It is really no secret that US treasuries have become the biggest Ponzi scheme in global financial history. In a Ponzi scheme new buyers’ money is used to pay out redemptions until the new buyers dry up and the whole thing crashes.
For US treasuries the buyers are now waning. The most recent evidence points to the Fed as the main buyer of these bonds last year, with the Chinese second in line and then the banks.
Cash out of US treasuries today and you are paid back in devalued money. Money that is devaluing because the Fed is printing it. But the total amount of money outstanding is so huge that the market would instantly crash if everybody demanded their money back. That is indeed by definition a Ponzi scheme.
Why do the Chinese and banks around the world keep on buying US T-bonds? It is of course a matter of self-interest. If they stopped then the value of their assets held in treasuries would crash in value and the whole financial system tumble. And for US banks buying bonds with free money from the Fed is a money spinner.
If you look back at major financial crises in history then no serious crisis has ever ended without a crash in the bond market. It would therefore be far more surprising if the current global financial crisis avoided a bond crash than if it happened.
The problem is timing the bond market. Recent stock market crashes have generally happened without warning, in fact when the market participants were actually at their most complacent. Nasty things jump out in the night, they are not well advertised in advance.
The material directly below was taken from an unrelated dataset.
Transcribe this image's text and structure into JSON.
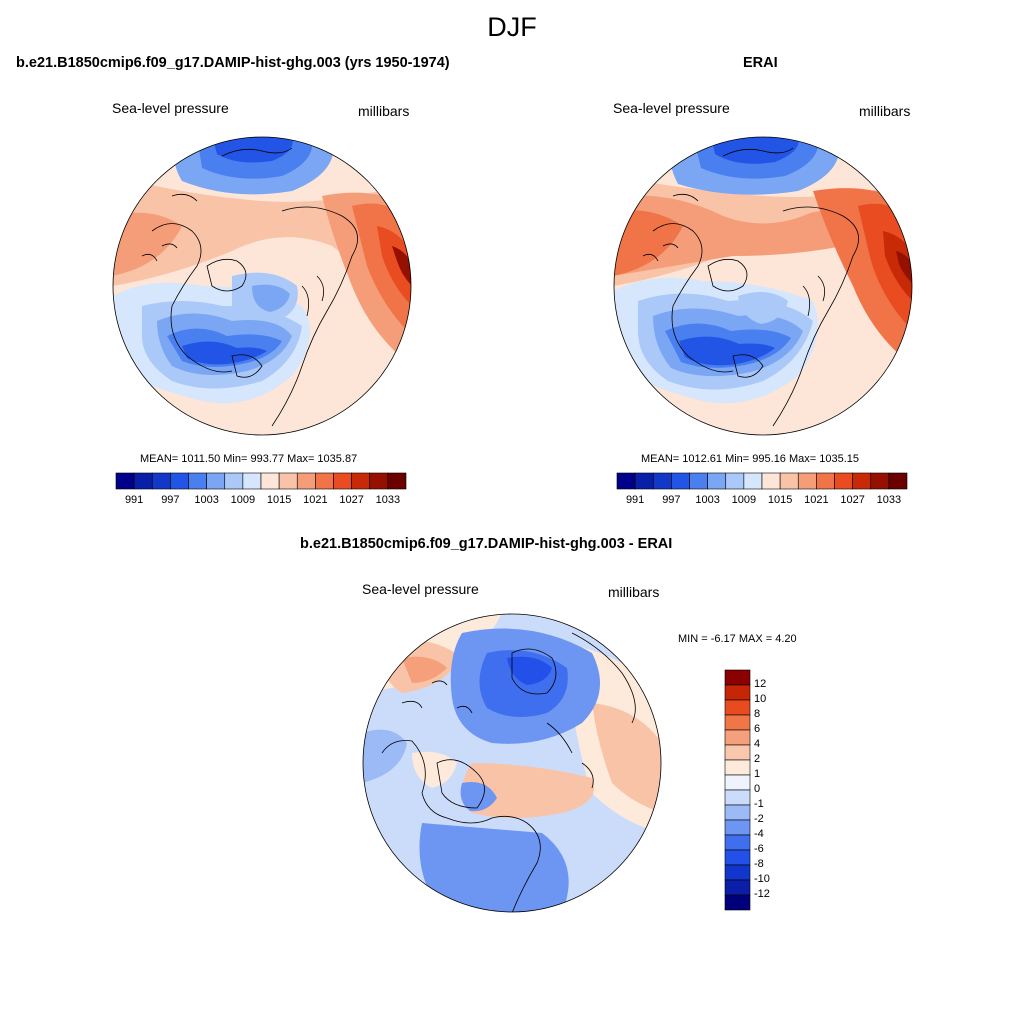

So the obvious message on bonds ought to be diversification. But into what? Stock markets are also going to take a pummeling when bonds fall because the economic impact will be considerable, and that will upset commodity prices too.
If historical, or perhaps we should say hysterical, precedent is any guide then a bond market crash leads to a massive hike in gold and silver prices in a flight to real assets which may also include property, despite the impact on interest rates.
Cash will also suddenly look mightily attractive as interest rates will shoot up in a real bond crash until the market finds a level at which those who own capital feel secure enough to lend it.
Central bank impotence
It might be unduly alarmist to be talking about a bond market crash in 2010. The Fed and central banks are going to want to indefinitely postpone this event if at all possible. But people are getting far too complacent about the capacity of these authorities to direct markets.
Did they prevent the US housing market crash or the banking crisis or the stock market crash? And how solid is the recovery in 2009 if it rests on a Ponzi scheme? It is certainly a good argument for cautious diversification in asset allocation for 2010.